How new modes of storytelling engage Australians in disaster preparedness and long-term resilience

Source(s): Australian Broadcasting Corporation Australian Journal of Emergency Management (AIDR)

By Emma Morris

In 2020, the ABC launched Your Planet, a season of stories exploring the environment and climate challenge. The ABC TV three-part series Big Weather (and how to survive it), presented by Craig Reucassel, is a centre piece of content.

The series highlights how people can prepare for and survive frequent extreme weather events. Mt. Resilience is an augmented reality (AR) experience developed to accompany Big Weather as part of the impact strategy.

Mt. Resilience entices audiences to explore a vibrant regional town in AR via their mobile phones. Intricate 3D modelling brings the town to life as you discover how its residents survive and adapt to bushfires and severe storms.

Augmented reality is an experiential storytelling medium that layers digital content over a real-world environment. The use of webAR skyrocketed in 2020, emerging as a popular tool for marketing campaigns. WebAR makes AR experiences more accessible to mainstream audiences as the experience is delivered instantly to mobile devices through a web browser rather than via an app. Audiences can open Mt. Resilience via a live link or QR code.

Mt. Resilience illustrates complex concepts in engaging, colourful and fully immersive AR sequences. A 2018 study found that AR experiences delivered almost double (1.9 times) the levels of engagement compared to their non-AR equivalent.1 As the ABC team pitched the project at the start of 2020, Google had measured a 25-times increase in the use of WebAR.

The ABC team and XR studio PHORIA developed Mt. Resilience to combine creative and scientific approaches to experiential storytelling. The full team included CSIRO and Bureau of Meteorology (BOM), Indigenous organisations, over 35 experts from various fields and people who had experienced extreme weather firsthand.

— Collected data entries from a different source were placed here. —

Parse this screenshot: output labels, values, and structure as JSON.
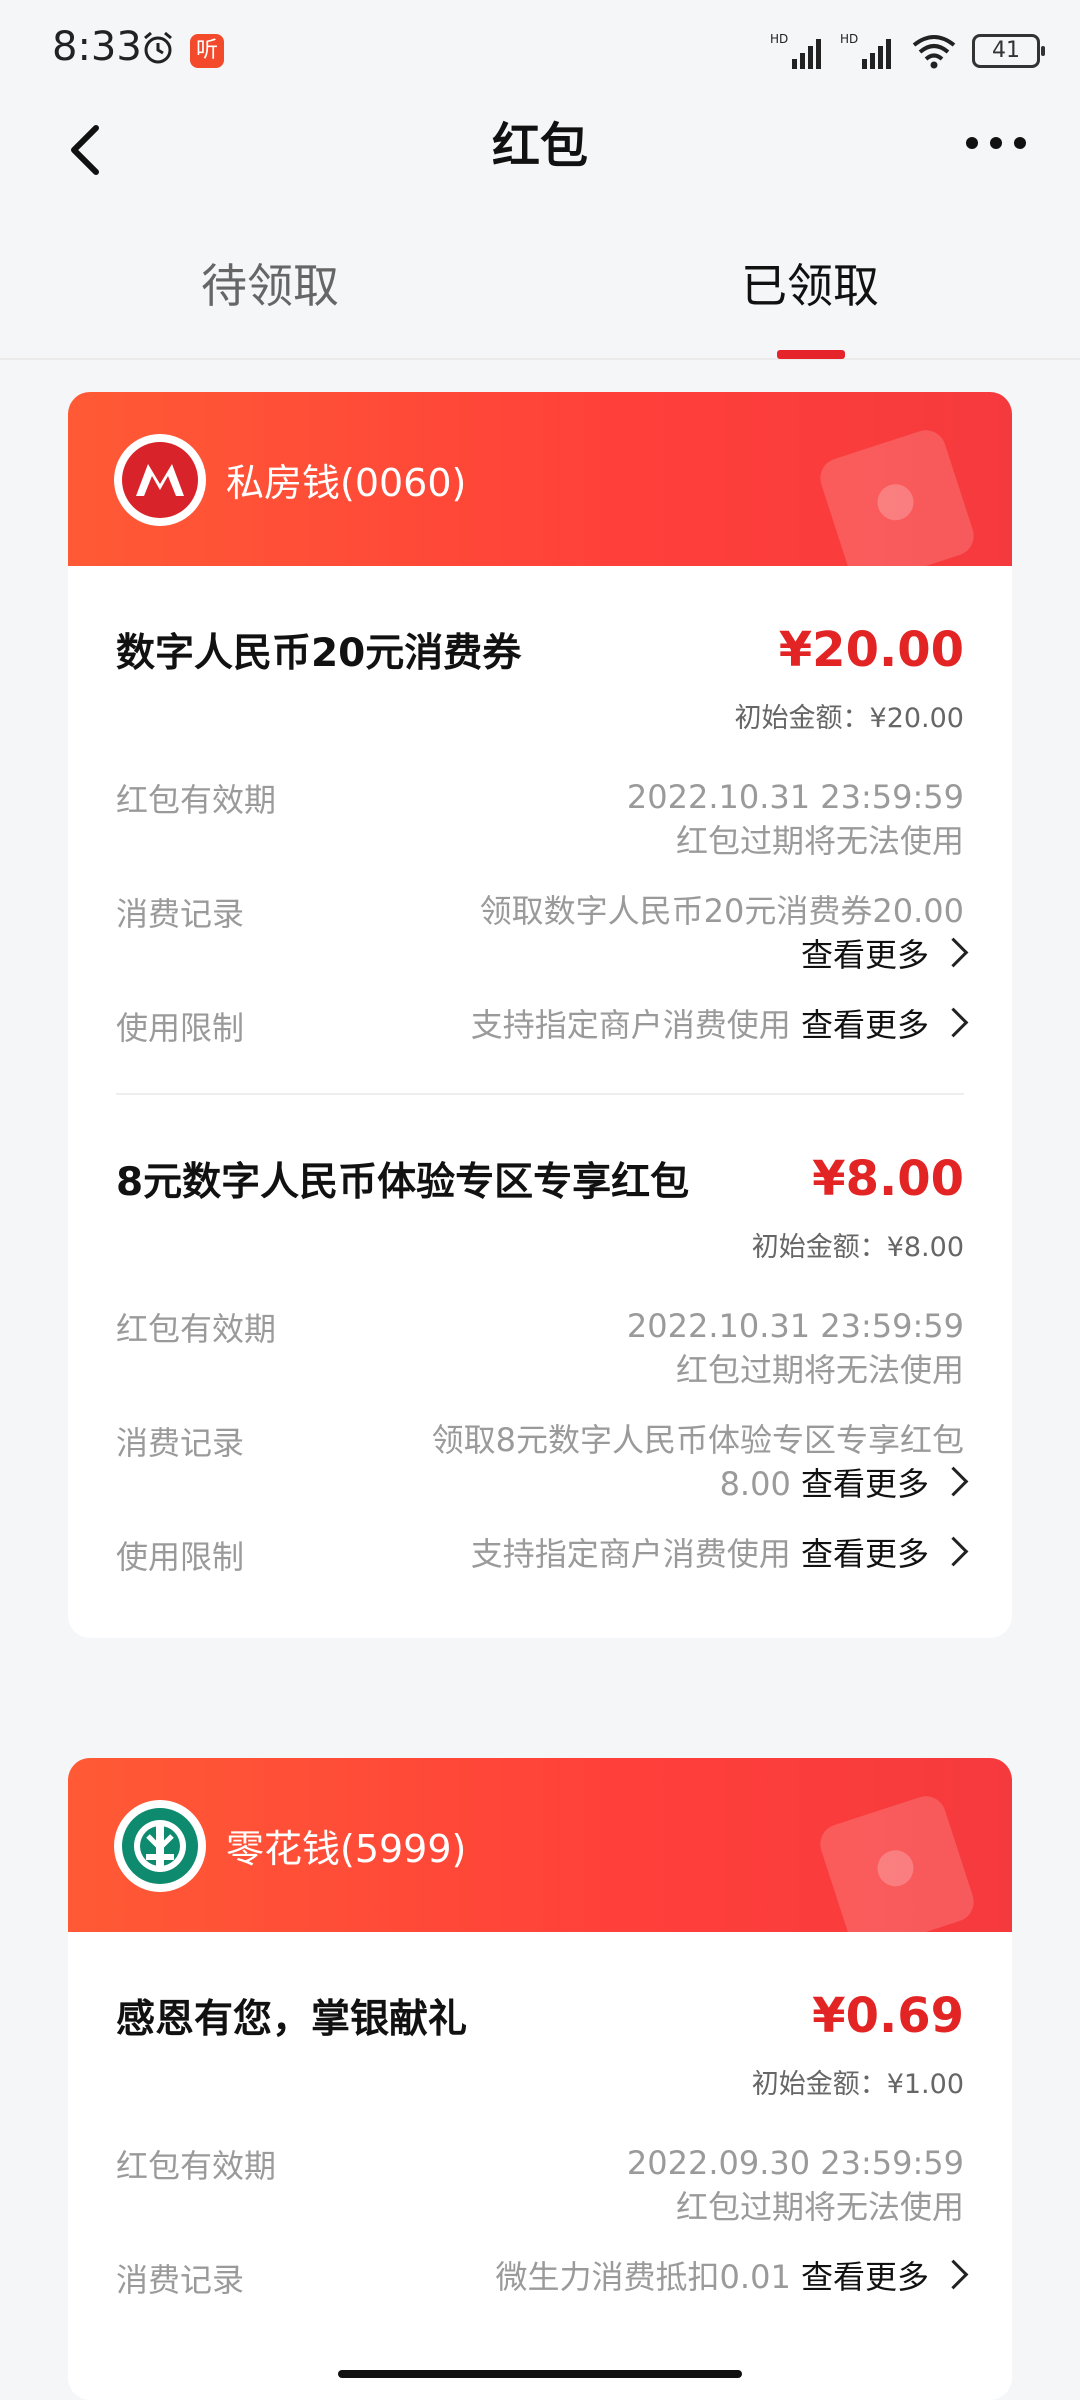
{
  "status": {
    "time": "8:33",
    "app_badge": "听",
    "battery": "41"
  },
  "nav": {
    "title": "红包"
  },
  "tabs": [
    {
      "label": "待领取"
    },
    {
      "label": "已领取"
    }
  ],
  "colors": {
    "accent": "#e32424",
    "header": "#ff4a37"
  },
  "cards": [
    {
      "account": "私房钱(0060)",
      "bank_icon": "cmb-logo-icon",
      "items": [
        {
          "title": "数字人民币20元消费券",
          "amount": "¥20.00",
          "initial": "初始金额：¥20.00",
          "validity_label": "红包有效期",
          "validity_date": "2022.10.31 23:59:59",
          "validity_note": "红包过期将无法使用",
          "record_label": "消费记录",
          "record_text": "领取数字人民币20元消费券20.00",
          "record_more": "查看更多",
          "limit_label": "使用限制",
          "limit_text": "支持指定商户消费使用",
          "limit_more": "查看更多"
        },
        {
          "title": "8元数字人民币体验专区专享红包",
          "amount": "¥8.00",
          "initial": "初始金额：¥8.00",
          "validity_label": "红包有效期",
          "validity_date": "2022.10.31 23:59:59",
          "validity_note": "红包过期将无法使用",
          "record_label": "消费记录",
          "record_text_1": "领取8元数字人民币体验专区专享红包",
          "record_text_2": "8.00",
          "record_more": "查看更多",
          "limit_label": "使用限制",
          "limit_text": "支持指定商户消费使用",
          "limit_more": "查看更多"
        }
      ]
    },
    {
      "account": "零花钱(5999)",
      "bank_icon": "abc-logo-icon",
      "items": [
        {
          "title": "感恩有您，掌银献礼",
          "amount": "¥0.69",
          "initial": "初始金额：¥1.00",
          "validity_label": "红包有效期",
          "validity_date": "2022.09.30 23:59:59",
          "validity_note": "红包过期将无法使用",
          "record_label": "消费记录",
          "record_text": "微生力消费抵扣0.01",
          "record_more": "查看更多"
        }
      ]
    }
  ]
}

The ABC consulted extensively with the BOM to ensure the stylised AR experience was scientifically correct and reflective of real-world weather events and weather phenomena. Indigenous artist Blak Douglas helped the team visualise Indigenous concepts and also played Yidaki2 on the sound track.

The overall story of Mt. Resilience and the solutions presented for individual extreme weather events were rigorously interrogated by leading experts and a core team of CSIRO scientists. Resilience is a complex problem, which was why it was imperative to include a broad range of opinions and real-world experiences in the overall narrative. Throughout the development process, workshops and consultations were held to inform the direction of the content, the design of the town and the stories to be told.

Using immersive media to tell the Mt. Resilience story was paramount to the team. The biggest challenge was tackling a nuanced story about complex topics while pioneering a relatively new form of experience in WebAR.

The team hopes the experience will be a relatable and positive conversation starter that provides insight into a world where we have learnt to adapt to extreme weather and have made the necessary changes to live with a changing climate.